Friendship “can’t be the last thing after everything else, or those friendships won’t flourish,” she said.

In the day’s closing talk, Bridget Busacker extended that call of friendship to one’s relationships with the saints, telling the women to “build up your spiritual tribe.”

Speaking on the topic of parish leadership, she advised the women to pray daily, go to adoration, frequent the sacraments, get to know Mary and the saints, and read about the faith. God “desires you, he loves you and he wants that time with you,” she said of prayer.

Busacker, a newlywed and parishioner of St. Mark in St. Paul, said young adults can struggle with feeling like they have little to offer their parish, or they feel like they’d prefer not to take on parish responsibilities.

“I’m recognizing that it’s really not about what I want, but what I can give, and how the Lord is working through us and with us to be able to share our faith, to build community, to build relationships, so that we’re not just on our phones all the time, we’re not hopping around from parish to parish, we’re really investing in one place,” she said.

She gave advice on proposing new ideas to pastors, having realistic and flexible expectations, and organizing one’s projects so that if she handed off leadership, the next leader could easily pick up where things left off.

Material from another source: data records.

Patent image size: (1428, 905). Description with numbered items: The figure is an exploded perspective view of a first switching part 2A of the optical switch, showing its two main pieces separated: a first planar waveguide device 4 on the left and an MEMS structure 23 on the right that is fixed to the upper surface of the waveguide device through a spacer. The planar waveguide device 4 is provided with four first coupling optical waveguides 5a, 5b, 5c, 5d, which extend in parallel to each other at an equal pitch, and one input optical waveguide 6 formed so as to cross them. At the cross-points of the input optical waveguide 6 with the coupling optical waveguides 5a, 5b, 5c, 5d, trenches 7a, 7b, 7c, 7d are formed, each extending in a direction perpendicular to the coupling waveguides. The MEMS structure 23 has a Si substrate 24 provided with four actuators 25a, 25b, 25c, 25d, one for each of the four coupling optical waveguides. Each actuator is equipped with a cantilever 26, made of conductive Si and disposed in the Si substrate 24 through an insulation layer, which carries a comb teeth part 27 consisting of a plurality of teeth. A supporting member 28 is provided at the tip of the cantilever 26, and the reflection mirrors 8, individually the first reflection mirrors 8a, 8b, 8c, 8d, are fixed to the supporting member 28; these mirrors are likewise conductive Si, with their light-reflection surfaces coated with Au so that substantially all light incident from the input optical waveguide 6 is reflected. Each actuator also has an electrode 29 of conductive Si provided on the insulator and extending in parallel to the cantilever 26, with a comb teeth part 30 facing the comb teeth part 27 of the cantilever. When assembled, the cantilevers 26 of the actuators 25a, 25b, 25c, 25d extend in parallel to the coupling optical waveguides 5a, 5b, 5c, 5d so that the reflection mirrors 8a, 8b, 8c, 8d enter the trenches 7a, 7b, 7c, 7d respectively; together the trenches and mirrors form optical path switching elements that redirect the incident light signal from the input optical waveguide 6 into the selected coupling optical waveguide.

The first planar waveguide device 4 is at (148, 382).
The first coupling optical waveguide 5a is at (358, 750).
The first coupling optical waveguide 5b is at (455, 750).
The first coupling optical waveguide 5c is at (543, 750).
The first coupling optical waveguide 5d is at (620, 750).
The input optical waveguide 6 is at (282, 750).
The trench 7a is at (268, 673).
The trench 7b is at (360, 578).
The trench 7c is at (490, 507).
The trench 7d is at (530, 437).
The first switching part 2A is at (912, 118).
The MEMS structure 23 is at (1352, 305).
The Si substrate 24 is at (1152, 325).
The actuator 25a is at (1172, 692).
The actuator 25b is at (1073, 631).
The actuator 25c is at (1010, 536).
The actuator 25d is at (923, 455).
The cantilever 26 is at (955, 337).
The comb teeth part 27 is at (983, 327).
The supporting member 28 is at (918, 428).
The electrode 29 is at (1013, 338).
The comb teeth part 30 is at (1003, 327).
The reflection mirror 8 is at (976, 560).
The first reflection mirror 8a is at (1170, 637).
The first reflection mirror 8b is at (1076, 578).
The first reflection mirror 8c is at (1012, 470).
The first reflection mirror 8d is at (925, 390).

Marylovelyn Ejiofor, a 25-year-old social worker, said that the day motivated her to want to start a youth group at her parish, St. Peter Claver in St. Paul.

She said she’s been questioning what God wants her to do with her life and what her spirituality should look like. “I find that going to these things [retreats] are great, because they’ve spearheaded ideas I have for my life,” she said.

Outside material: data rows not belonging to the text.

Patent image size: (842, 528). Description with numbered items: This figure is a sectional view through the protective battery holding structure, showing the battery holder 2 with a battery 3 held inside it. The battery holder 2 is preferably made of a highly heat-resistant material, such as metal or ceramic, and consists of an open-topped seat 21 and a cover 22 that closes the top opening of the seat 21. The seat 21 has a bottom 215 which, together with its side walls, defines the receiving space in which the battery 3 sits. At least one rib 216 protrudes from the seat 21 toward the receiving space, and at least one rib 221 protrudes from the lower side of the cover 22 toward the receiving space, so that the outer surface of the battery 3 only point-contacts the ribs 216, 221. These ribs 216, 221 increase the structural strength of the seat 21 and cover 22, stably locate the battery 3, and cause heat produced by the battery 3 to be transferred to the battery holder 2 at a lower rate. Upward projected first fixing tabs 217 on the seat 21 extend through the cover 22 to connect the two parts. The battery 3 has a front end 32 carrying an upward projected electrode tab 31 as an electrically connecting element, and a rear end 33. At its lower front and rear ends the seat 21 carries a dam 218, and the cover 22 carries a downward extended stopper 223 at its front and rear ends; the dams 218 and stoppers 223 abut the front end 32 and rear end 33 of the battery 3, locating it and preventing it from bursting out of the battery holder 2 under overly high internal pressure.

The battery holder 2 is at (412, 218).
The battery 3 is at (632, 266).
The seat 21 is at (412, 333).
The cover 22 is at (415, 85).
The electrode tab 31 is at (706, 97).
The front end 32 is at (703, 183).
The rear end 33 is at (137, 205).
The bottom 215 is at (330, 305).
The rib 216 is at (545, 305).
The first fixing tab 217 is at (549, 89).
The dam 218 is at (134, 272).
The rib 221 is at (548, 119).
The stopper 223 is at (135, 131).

Abby Kowitz, 27, said the retreat renewed her sense of her femininity and “how that gift of my womanhood, my femininity, it’s needed in the world,” she said. “While that’s lived in my being, I need to be intentional and active in living that out and be more bold.”

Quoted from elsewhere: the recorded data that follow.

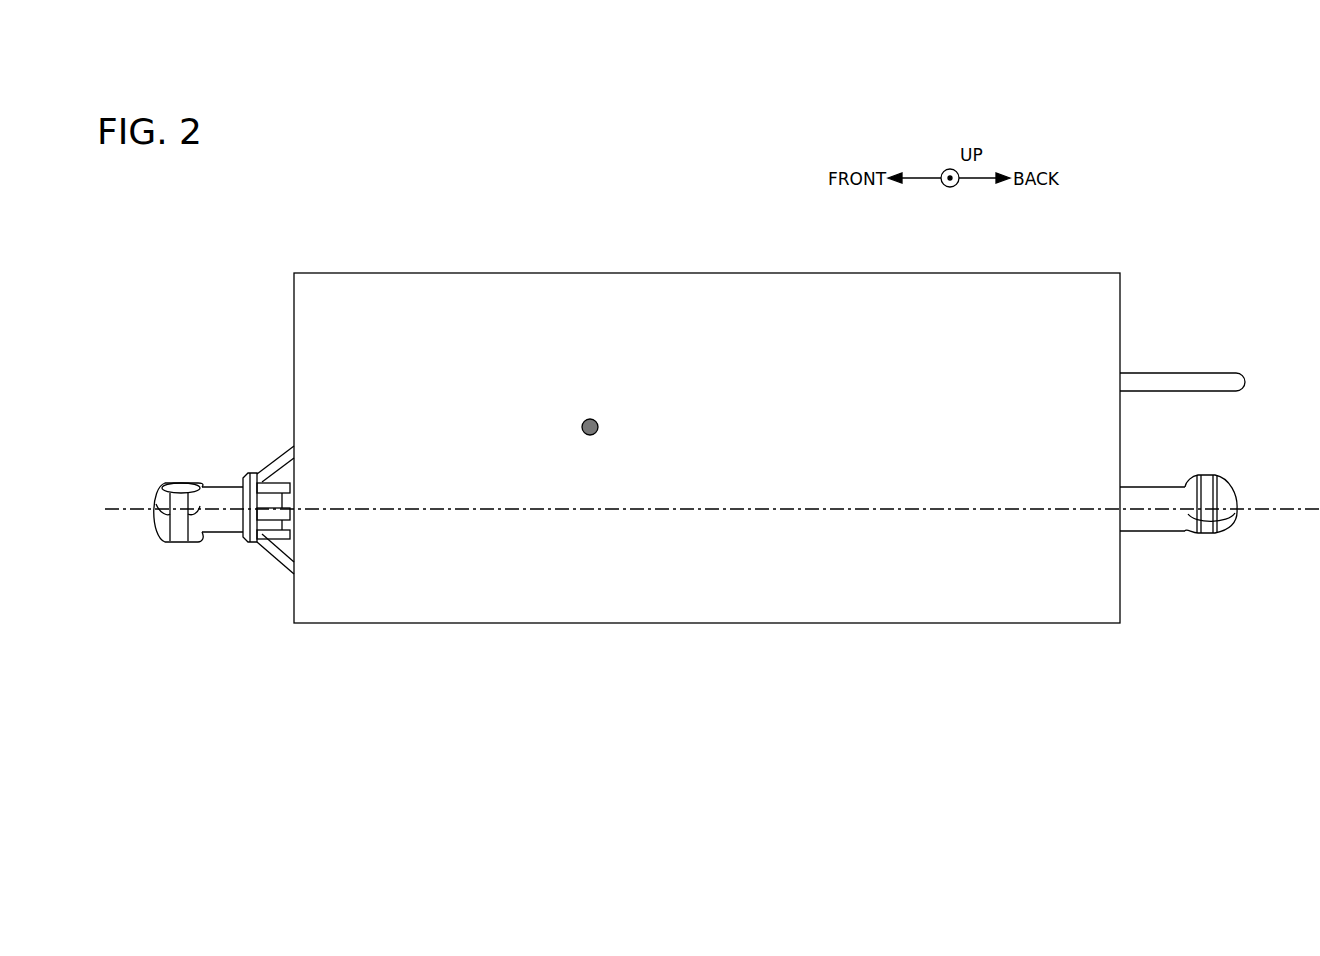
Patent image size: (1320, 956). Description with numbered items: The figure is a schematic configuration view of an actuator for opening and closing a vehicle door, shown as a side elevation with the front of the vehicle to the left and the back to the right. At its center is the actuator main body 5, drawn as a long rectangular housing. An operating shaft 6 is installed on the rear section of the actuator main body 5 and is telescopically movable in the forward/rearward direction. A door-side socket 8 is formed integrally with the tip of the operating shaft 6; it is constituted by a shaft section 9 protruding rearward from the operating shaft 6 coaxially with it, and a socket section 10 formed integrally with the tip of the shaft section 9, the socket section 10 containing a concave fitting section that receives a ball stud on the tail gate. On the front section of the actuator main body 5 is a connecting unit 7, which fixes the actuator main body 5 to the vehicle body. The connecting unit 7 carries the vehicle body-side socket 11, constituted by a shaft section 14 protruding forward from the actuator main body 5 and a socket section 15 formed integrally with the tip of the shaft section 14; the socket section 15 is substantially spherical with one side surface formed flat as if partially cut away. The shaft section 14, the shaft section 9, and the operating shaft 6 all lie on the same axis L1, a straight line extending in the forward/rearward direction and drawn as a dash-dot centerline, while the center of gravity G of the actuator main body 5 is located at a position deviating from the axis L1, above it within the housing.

The actuator main body 5 is at (527, 272).
The operating shaft 6 is at (1150, 487).
The connecting unit 7 is at (214, 464).
The door-side socket 8 is at (1183, 588).
The shaft section 9 is at (1150, 536).
The socket section 10 is at (1207, 536).
The vehicle body-side socket 11 is at (189, 592).
The shaft section 14 is at (222, 540).
The socket section 15 is at (178, 548).
The center of gravity G is at (590, 435).
The axis L1 is at (1262, 492).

She said she was struck by something shared by Deborah Savage, a professor at the St. Paul Seminary School of Divinity in St. Paul and the day’s first speaker.

“When Eve was created, her first view of the world always included ‘the other,’” which differs from the view of Adam, who knew life alone, said Kowitz, a St. Mark parishioner pursing a graduate degree in counseling. “We’re oriented toward ‘the other.’ It’s such a beautiful way to understand myself and to understand all women.”

Bolle hopes attendees left with a “happy challenge.”

“I want each woman to walk away from the retreat with an excitement to pray about whatever it is the Lord placed upon her heart that day and to share what she has learned with others — with her friends, family and pastor,” she said. “I hope that each woman courageously steps out of her comfort zone and says ‘yes’ to God’s plan for her, and that she will pursue opportunities to exemplify leadership in her community and parish life and ‘set the world on fire’ by being who she is meant to be.”